Absoluto protagonista de la muestra es Juan de Guzmán, conocido como Fray Juan del Santísimo Sacramento (Puente Genil, 1611-Aguilar de la Frontera, 1680), pintor cordobés que, a pesar de haberse formado en Italia, solía copiar de estampas las composiciones de los pintores flamencos más afamados, como Rubens y Van Dyck, con las que completaba los programas iconográficos de los conventos de su orden. Con su presencia, el Museo se adhiere también a la celebración del V Centenario del nacimiento de Santa Teresa de Jesús (1515-1582), que se está celebrando en 2015.

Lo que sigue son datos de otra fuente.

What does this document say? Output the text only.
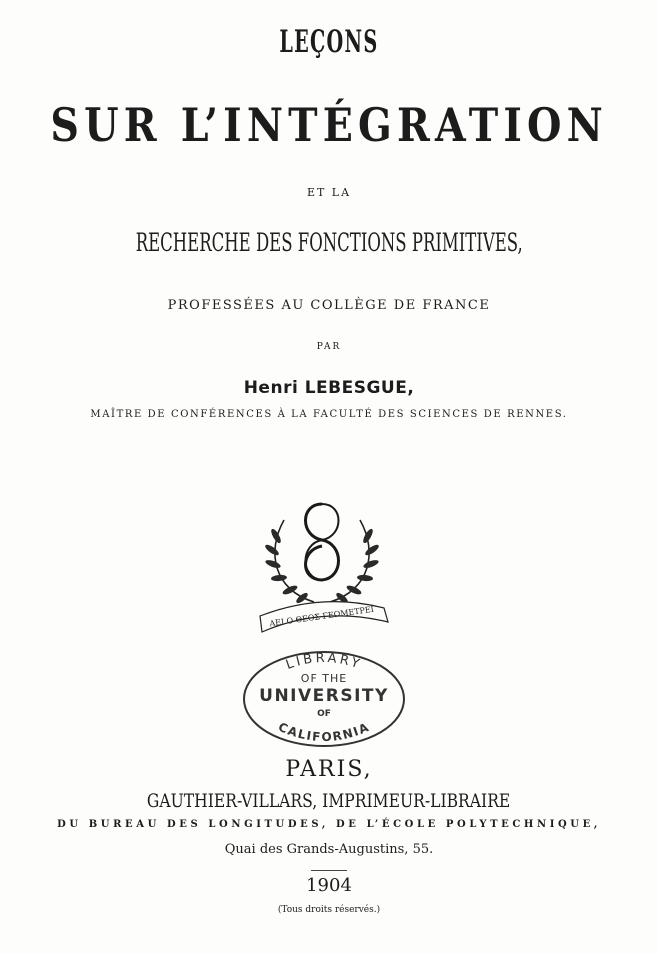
LEÇONS
SUR L’INTÉGRATION
ET LA
RECHERCHE DES FONCTIONS PRIMITIVES,
PROFESSÉES AU COLLÈGE DE FRANCE
PAR
Henri LEBESGUE,
MAÎTRE DE CONFÉRENCES À LA FACULTÉ DES SCIENCES DE RENNES.
ΑΕΙ Ο ΘΕΟΣ ΓΕΩΜΕΤΡΕΙ
LIBRARY
CALIFORNIA
OF THE
UNIVERSITY
OF
PARIS,
GAUTHIER-VILLARS, IMPRIMEUR-LIBRAIRE
DU BUREAU DES LONGITUDES, DE L’ÉCOLE POLYTECHNIQUE,
Quai des Grands-Augustins, 55.
1904
(Tous droits réservés.)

Antonio Palomino, pintor y tratadista, en su obra El Parnaso español, pintoresco y laureado, afirma de él lo siguiente:

“Volvióse a España y pasó a Sevilla, donde hizo demostración de su grande habilidad. Fue muy inclinado a las letras, a que se aplicó, lo que pudo permitirle el estudio de la Pintura, y juntamente (con más fogosidad que convenía) al manejo de las armas, en cuyo ejercicio se le ofrecieron varios lances, ocasionados de su impaciente condición y osada temeridad, a que se siguió haberse enredado demasiadamente en aquel ruidoso vulgar motín de Sevilla por los años de 1746, y temeroso de sus peligrosas consecuencias, se refugió en el Convento del Carmen Calzado de aquella ciudad, donde por ultimo tomó el hábito de religioso lego y profesó aunque algo violento.

Y como áspero de condición y no acostumbrado a mortificaciones que se ofrecen entre varios genios y naturales opuestos, por un sangriento disgusto, que el poco sufrimiento le ocasionó, fue transferido a la recolección o descalcez; y fuele asignado el Convento de Aguilar para su morada, donde pasó su vida, si no contento, al menos resignado con la divina voluntad”.

Finalmente, “murió con créditos de religioso muy ejemplar y de pintor erudito”. El propio Palomino lo conoció personalmente: “Yo le visité y le vi pintar diferentes veces el tiempo que estuve en Córdoba y era de muy apacible trato a aquella edad mayor y de muy excelente manejo y buen gusto en las colores”

La obra, que puede contemplarse en la Sala IV de Arte Barroco Cordobés en el horario habitual de apertura del Museo, está acompañada de otras tres piezas: un grabado de Giovanni Volpato que representa un ‘Descendimiento de la Cruz’ (1769) original del famoso pintor bohemio neoclásico Anton Raphael Mengs (1728-1879); más dos dibujos, una ‘Piedad’ anónima del siglo XVIII y otra que copia al boloñés Aníbal Carracci y que se atribuye también a Fray Juan del Santísimo Sacramento.